Comment définir la médecine et la guérison?
Face à la médecine intégrative, la grande force de la médecine moderne est sa performance technique.
Performance qui ne cesse de s’améliorer comme nous l’avions découvert à deux reprises auprès des chercheurs et médecins Jean-Marc Lemaître et Marc Levêque.
Le premier appréhende et traite la vieillesse comme une maladie . Le second substitue les médicaments par les techniques de neuromodulation pour soulager la douleur chronique.
En revanche, la faiblesse de la médecine moderne réside dans une approche thérapeutique déshumanisée et réductionniste. Elle traite les maladies en faisant fi de l’environnement qui les a vu naître et des ressentis du patient.
Le défi auquel est aujourd’hui confrontée la médecine est donc essentiellement humain.
Pour penser un tel défi, nous avons reçu Alain Toledano, directeur du centre de cancérologie Hartman, fondateur de l’Institut Rafaël et l’auteur de l’ouvrage «L’art de soigner» (HumenSciences).
- En quoi soigner est-il un art?
- AT: Selon Emmanuel Kant, la médecine est un art et non une science exacte et rationnelle. La médecine actuelle a été capturée par les sciences dures. Or, même si elle a besoin de la science, elle traite l’esprit autant que le corps. C’est en cela que la médecine est un art qui comprend:
- Les connaissances scientifiques.
- Les moyens pour prévenir, soulager et traiter les maladies. La parole en fait partie. On peut soigner ou tuer avec des mots.
- Comment définissez-vous la guérison?
- AT: Selon l’OMS, la guérison est un état de retour complet à un bien-être physique, mental et social. Or, cet état appartient au ressenti du patient. La question: «docteur, suis-je guéri?» est le signe que le patient se sent encore malade.

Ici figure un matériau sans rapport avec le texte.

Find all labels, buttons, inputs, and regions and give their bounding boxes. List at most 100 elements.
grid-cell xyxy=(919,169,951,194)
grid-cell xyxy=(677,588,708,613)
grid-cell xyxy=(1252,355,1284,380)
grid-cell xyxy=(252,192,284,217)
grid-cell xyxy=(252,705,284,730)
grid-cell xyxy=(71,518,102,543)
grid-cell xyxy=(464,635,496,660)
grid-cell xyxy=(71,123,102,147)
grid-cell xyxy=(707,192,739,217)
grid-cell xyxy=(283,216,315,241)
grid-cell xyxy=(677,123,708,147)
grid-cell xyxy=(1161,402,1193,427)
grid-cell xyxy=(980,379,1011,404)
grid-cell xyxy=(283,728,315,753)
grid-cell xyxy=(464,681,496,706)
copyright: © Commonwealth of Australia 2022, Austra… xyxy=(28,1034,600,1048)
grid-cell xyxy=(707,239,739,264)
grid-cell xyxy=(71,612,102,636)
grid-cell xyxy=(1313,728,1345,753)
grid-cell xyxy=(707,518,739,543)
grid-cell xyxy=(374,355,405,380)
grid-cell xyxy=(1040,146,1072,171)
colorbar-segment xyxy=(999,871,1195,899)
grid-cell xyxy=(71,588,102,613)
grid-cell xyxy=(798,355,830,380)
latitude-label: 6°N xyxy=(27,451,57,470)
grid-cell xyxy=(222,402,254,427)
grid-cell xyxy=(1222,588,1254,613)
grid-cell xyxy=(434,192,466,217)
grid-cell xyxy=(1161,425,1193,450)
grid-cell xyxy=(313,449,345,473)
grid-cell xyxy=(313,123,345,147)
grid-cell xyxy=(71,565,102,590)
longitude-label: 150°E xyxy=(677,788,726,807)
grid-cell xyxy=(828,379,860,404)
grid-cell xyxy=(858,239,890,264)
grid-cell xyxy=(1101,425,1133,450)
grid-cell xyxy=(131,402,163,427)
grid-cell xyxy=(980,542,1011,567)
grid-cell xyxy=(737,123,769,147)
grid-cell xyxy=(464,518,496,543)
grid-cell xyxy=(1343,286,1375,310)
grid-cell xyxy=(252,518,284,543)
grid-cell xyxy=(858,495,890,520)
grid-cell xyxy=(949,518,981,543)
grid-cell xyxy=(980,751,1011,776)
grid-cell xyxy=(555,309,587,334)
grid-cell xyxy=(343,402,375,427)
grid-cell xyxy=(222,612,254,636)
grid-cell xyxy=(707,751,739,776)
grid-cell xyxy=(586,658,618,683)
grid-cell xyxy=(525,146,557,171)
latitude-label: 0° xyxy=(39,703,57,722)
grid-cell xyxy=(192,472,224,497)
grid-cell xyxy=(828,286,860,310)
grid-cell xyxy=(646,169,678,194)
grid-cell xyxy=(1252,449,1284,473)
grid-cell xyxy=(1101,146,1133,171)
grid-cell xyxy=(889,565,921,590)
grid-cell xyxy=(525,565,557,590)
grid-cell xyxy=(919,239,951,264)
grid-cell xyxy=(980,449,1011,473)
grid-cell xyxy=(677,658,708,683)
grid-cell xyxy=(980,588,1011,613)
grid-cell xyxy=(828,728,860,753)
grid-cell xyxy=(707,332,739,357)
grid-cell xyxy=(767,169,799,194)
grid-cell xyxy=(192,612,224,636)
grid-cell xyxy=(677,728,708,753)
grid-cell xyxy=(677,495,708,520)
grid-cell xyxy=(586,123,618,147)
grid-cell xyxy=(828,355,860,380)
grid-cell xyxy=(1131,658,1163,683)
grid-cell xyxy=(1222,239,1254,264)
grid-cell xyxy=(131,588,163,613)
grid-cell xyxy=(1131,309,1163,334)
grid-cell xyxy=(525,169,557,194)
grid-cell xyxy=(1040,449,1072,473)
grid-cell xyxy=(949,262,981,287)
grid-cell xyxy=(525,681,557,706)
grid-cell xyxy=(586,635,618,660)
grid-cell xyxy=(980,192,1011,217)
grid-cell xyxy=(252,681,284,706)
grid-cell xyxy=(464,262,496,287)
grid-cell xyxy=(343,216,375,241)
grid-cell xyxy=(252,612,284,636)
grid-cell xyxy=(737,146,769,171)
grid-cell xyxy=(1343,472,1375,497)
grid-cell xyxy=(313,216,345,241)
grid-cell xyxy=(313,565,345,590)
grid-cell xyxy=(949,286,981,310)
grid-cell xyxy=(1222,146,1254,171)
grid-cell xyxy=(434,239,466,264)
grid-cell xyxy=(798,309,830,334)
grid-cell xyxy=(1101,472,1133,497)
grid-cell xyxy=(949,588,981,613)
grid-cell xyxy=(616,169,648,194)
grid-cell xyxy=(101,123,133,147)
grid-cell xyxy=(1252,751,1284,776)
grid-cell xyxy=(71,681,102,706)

- La guérison est une question complexe, qui ne peut se penser de façon binaire «guéri/malade». Il y a une transition, un temps de guérison, qui permet de retrouver un état de bien-être complet.
Comment définir la maladie et la santé?
- Vous rappelez que «le système de santé accumule les mécontentements des usagers et des soignants depuis plusieurs années. Il peine à se reformer et engloutit les investissements qui s’élèvent à plus de 209 milliards d’euros, soit 11,3 % de la richesse nationale.» Selon vous, l’hôpital est le lieu idéal pour traiter de la maladie mais non pour guérir. Comment définissez-vous la santé ?
- AT: La santé n’est pas uniquement l’absence de la maladie ou le silence des organes. Elle regroupe plusieurs équilibres que sont les santés psychologique, émotionnelle, sexuelle, sociale et environnementale.
- Qu’est-ce que la maladie?
- AT: C’est un état altéré du fonctionnement de l’organisme. Le problème, aujourd’hui, est que la maladie est traitée sans que soient pris en compte l’environnement, les équilibres ou la composante préventive de la situation. Conséquence de quoi, le médecin ne soigne pas totalement et le système de santé dépense sans efficience.
- Vous estimez justement que les polémiques actuelles sur le nombre de lits passent à côté de l’essentiel.
- AT: Il y a eu ce qu’on appelle un virage ambulatoire. C’est-à-dire que le patient n’est plus hospitalisé pendant plusieurs jours mais seulement une journée. Une femme traitée pour un cancer du sein arrive le matin, se fait enlever la tumeur et sort le soir.
Quelles sont les limites de la médecine moderne?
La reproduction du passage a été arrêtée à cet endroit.